Regardless, Pirates took cinemas by storm. Audiences were thrilled by a transgressive (and ultimately Oscar-nominated) performance from a star at the top of his game and by the assured swagger of Verbinski’s direction. Extravagant cinematography and a seamless blend of practical and digital effects lent pomp and circumstance to the action, while Klaus Badelt and Hans Zimmer’s hearty score gave this old-fashioned yet hypermodern blockbuster yet more irresistible oomph.

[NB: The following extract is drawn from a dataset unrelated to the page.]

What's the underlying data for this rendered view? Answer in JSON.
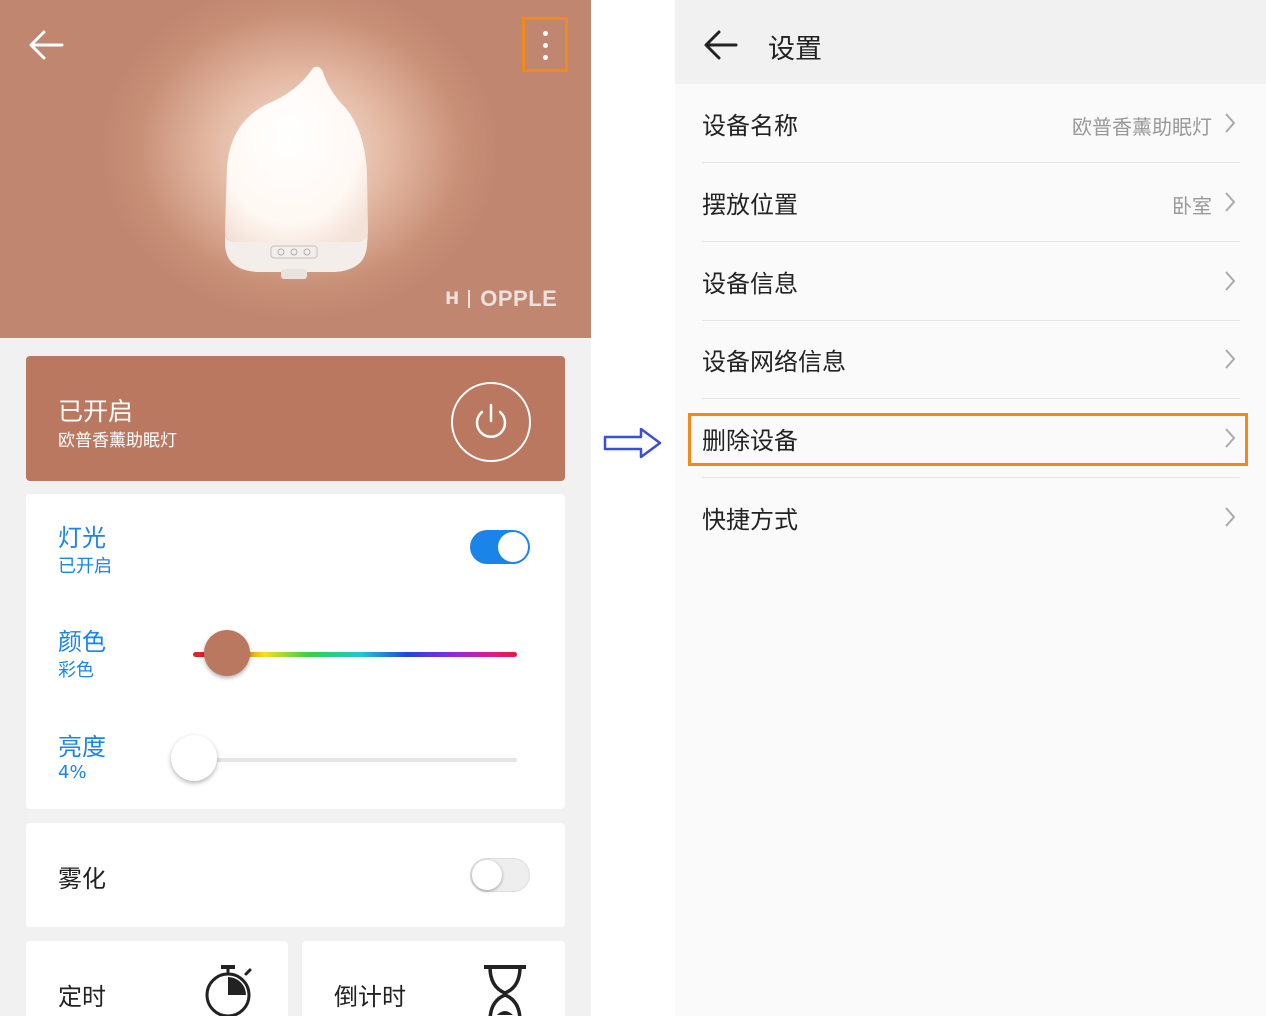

Meanwhile, sympathetic stars Orlando Bloom and Keira Knightley made an endearingly earnest contrast to Johnny Depp and Geoffrey Rush’s wildly enjoyable scenery-chewing. Undead pirates, swashbuckling sword fights, bombastic boat battles, sizzling chemistry… The Curse of the Black Pearl truly had everything.

Two sequels (2006’s Dead Man's Chest, 2007’s At World's End) capitalised on its success, upping the scale (and budget) while keeping the sumptuous on-location photography and intricate world-building. Davy Jones became a villain for the ages, with Bill Nighy delivering a searing motion-capture performance that wouldn’t be matched until Josh Brolin rampaged through 2018’s Avengers: Infinity War.

Further follow-ups in 2011 and 2017 may have tarnished the brand, but the core trilogy still stands as a monument to unbridled directorial vision that now seems unrepeatable. Auteur-led successes such as Mad Max: Fury Road, Villeneuve’s Dune films and the Cruise-controlled Mission: Impossible franchise have kept the flame alight but, in a post-MCU/DCEU/Disney-era Star Wars world, the landscape of blockbuster cinema is strewn with the flotsam and jetsam of heinous visuals (pay your VFX artists!) and a profound lack of risk-taking.

It took 20 years for the blockbuster to genuinely surprise again… this time with a film based on a plastic doll, rather than an on-the-rails boat ride. But the original Pirates of the Caribbean trilogy, especially Black Pearl, remains the pinnacle of tent-pole cinema, yet to be bettered. Or is it just me?